Here is what I find touching about this story.  Rabbi Hanina’s daughter is sad.  She feels that she has done something wrong and is distressed about it.  And what Rabbi Hanina teaches her is that we don’t abandon ourselves in such moments.   He teaches her this first, by himself attending to her, noticing her sadness, asking and caring about it, not dismissing or belittling or ignoring it, but staying with her in it, being present to her distress.   And second, he teaches her that God, too, stays with her, that God’s light does not only shine when she does everything perfectly, but also when she “messes up.”.  God’s light, God Ner Tamid, is steady in the world, and stays with her, undeterred, even when she makes mistakes, even when she feels as sour as the vinegar itself.   This is indeed a miracle, that vinegar can be kindled, that our difficult moods are also a place where God’s light can reside, that God’s light stays steady with us through the vinegar of our mistakes.   

When We Make Mistakes

I invite you to think of a time when you were distressed, like the daughter of Rabbi Hanina, about a mistake you made or a perceived failure.  And then take in Rabbi Hanina’s response – that mistake don’t make God no nevermind.  God can work with vinegar just as well as oil, with your mistakes just as well as your perfection.
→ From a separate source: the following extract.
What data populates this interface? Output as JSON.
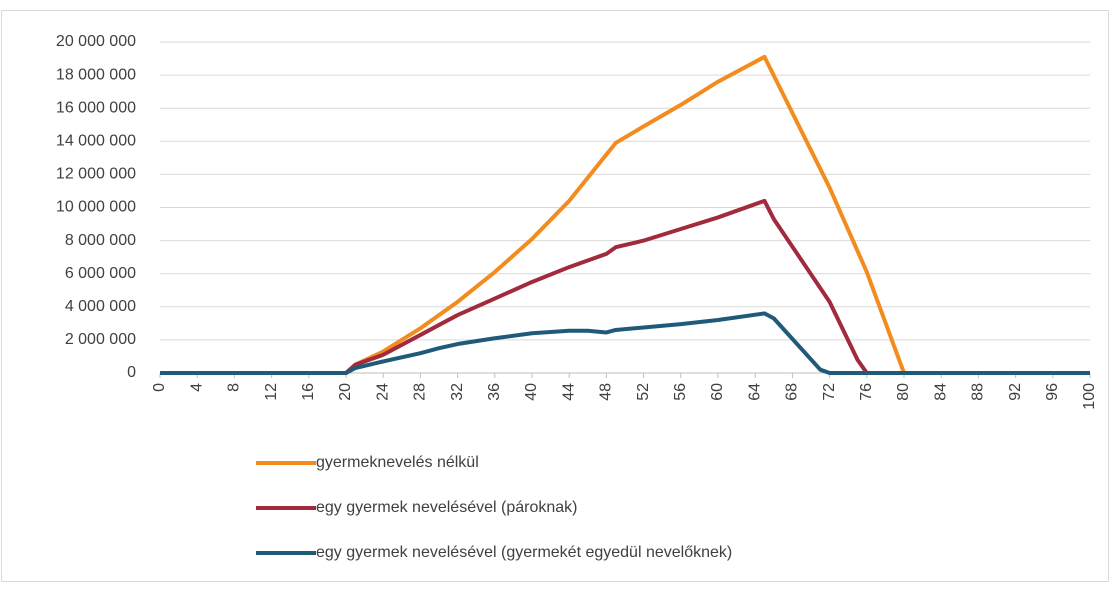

God’s light is here for you in your imperfection, too.   It’s okay.  Divine power, divine care is bigger than your mistakes.  Loving yourself through the failure, not abandoning yourself, as God never does.  

The command is to kindle the menorah lights each and every evening, to stay constant with it, to become that steady a light for ourselves and others.  The sun rises every morning, whether or not we deserve it.   What would it feel like to be that steady with ourselves, to provide positive life-affirming support to ourselves no matter what, to be on our own team every single day, even when we don’t feel like we deserve it, to offer ourselves that unconditional loving light as reliably as the sun rises and as the Ner Tamid is lit?    Not to let the fact that we used vinegar instead of oil confuse us and cause us to shame ourselves and turn away the light, but to be the steady Ner Tamid for ourselves, a beacon of divine presence sending out rays of care through the dark night of need and challenge, of mistake and failure, like a lighthouse calling us home through a stormy night at sea.   To become like God is to become such a Ner Tamid, calling ourselves and each other home through the storm, staying fierce in our commitment and faithfulness, like an unmoving mountain, staying, not leaving when the going gets tough, when it gets dark and vinegary, staying, keeping the lights on anyway, tamid, always, so even the straggler can find her way home.